35MM Restored Print, Possible DVD/BluRay soon
This is pretty good news for fans of this classic movie. I was searching through DVD Talk reviews and found a review of a special screening of a newly restored 35MM Cinemascope print.
From the DVDTalk/DVD Savant website....
Footnote:
1. The Day of the Triffids may indeed be surfacing in an excellent copy sooner than later - Savant has been informed that its original copyright has been verified and the negative is undergoing a painstaking restoration. I've also been told that new theatrical prints restore Ted Moore's color cinematography to its original luster. I'll report on the restoration further if I'm given permission - at the present time I've been asked not to say more. I certainly hope it all comes to pass as promised.
NOTE, October 20, 2006: One year later, I've only been told to be patient about progress on the film restoration of Triffids, which prompts me to suggest that nobody hold their breath. I know for a fact that the restoration is happening, but I no longer list it on a 'keep checking back' basis.

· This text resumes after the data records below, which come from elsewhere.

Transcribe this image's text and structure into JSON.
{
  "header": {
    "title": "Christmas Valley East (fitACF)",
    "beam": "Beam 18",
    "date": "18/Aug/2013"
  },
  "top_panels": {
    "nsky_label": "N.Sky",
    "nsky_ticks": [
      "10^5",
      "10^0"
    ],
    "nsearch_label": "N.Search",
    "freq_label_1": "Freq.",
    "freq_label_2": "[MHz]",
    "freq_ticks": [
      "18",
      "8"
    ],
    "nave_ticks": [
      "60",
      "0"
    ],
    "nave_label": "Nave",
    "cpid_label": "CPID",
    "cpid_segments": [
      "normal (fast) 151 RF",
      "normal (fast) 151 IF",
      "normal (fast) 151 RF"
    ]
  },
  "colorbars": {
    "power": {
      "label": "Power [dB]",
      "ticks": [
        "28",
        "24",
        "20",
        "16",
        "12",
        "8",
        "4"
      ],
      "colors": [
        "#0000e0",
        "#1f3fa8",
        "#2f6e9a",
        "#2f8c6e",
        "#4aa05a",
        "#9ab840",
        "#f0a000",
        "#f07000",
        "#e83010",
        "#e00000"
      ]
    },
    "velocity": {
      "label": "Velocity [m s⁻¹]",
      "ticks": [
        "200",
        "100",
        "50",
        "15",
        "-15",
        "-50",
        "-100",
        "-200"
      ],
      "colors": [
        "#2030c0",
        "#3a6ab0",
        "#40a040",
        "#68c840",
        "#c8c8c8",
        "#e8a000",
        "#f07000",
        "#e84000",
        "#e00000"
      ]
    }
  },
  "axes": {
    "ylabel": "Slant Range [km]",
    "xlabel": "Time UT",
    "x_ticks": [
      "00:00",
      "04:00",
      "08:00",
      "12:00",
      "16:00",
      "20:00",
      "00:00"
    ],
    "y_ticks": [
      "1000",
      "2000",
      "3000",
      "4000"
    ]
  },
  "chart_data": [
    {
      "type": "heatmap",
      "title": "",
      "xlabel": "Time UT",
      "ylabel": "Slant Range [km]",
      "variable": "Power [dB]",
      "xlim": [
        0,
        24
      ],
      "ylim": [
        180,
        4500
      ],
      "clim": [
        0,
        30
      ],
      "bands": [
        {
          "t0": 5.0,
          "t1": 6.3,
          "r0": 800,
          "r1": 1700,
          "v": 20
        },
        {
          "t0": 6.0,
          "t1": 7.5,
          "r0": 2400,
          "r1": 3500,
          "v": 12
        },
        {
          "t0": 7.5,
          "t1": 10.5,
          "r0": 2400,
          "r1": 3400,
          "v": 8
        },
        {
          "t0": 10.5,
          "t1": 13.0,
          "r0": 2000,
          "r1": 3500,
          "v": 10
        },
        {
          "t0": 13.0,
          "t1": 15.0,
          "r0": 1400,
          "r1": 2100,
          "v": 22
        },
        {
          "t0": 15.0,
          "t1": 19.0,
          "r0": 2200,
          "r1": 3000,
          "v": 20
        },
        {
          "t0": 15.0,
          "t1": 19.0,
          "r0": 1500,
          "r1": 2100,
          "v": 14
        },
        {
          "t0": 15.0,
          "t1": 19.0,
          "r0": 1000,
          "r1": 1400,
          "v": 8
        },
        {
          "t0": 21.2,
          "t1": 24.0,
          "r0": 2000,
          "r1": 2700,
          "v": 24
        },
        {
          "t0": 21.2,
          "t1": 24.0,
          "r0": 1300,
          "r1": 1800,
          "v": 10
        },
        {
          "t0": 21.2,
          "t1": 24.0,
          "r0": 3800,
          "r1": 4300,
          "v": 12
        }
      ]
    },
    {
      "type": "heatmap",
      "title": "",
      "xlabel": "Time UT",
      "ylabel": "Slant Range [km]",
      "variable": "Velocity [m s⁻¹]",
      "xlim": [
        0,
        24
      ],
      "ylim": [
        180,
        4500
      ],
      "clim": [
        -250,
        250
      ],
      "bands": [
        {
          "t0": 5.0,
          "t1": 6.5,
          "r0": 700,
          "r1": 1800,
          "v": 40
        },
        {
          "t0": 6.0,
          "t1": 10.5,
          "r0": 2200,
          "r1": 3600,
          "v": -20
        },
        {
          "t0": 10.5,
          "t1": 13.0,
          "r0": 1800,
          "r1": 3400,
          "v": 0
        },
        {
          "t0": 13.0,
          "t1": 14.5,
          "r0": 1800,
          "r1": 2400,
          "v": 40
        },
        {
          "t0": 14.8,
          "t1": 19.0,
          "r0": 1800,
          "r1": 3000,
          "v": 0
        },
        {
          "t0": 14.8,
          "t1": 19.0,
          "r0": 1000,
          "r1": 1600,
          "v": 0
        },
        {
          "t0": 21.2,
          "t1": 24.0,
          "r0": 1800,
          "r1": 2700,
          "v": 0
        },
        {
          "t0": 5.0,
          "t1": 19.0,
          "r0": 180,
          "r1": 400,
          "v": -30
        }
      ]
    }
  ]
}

Added NOTE, October 31, 2009: Last night on Vine Street in Hollywood restorationist and friend Mike Hyatt screened a 35mm CinemaScope answer print of his photochemical restoration of The Day of the Triffids. This is the film that Mike has spent most of the last decade cleaning by hand, picking tens of thousands of tiny particles out of the soft emulsion of the original negative. What would have projected as a snowstorm of white flecks now looks pristine, clear, as if it were brand new.
The title hasn't been seen in its original color and 'Scope since who-knows-when. Because Mike's original negative hasn't faded, we can see cameraman Ted Moore's cinematography for the first time and it's truly beautiful, with red and yellow highlights. When one character is killed by the walking plants, he's immediately struck a shade of Green. Before, I always thought the man's odd appearance was just a bad print.
Although technically the screening was a staff Halloween party for the Academy, Mike Hyatt invited a few guests to see the film on the Academy's big Pickford Center Linwood Dunn screen. The house was filled with friends and well-wishers who have been hearing about Mike's painstaking one-man restoration
Now Mike begins the digital restoration, cleaning up the film's title and optical sections where dirt and scratches are built-in, and have to be painted out. Mike Hyatt holds substantial rights to the picture and is hoping for an eventual DVD and Blu-ray release as well as making restored prints available for theatrical screenings.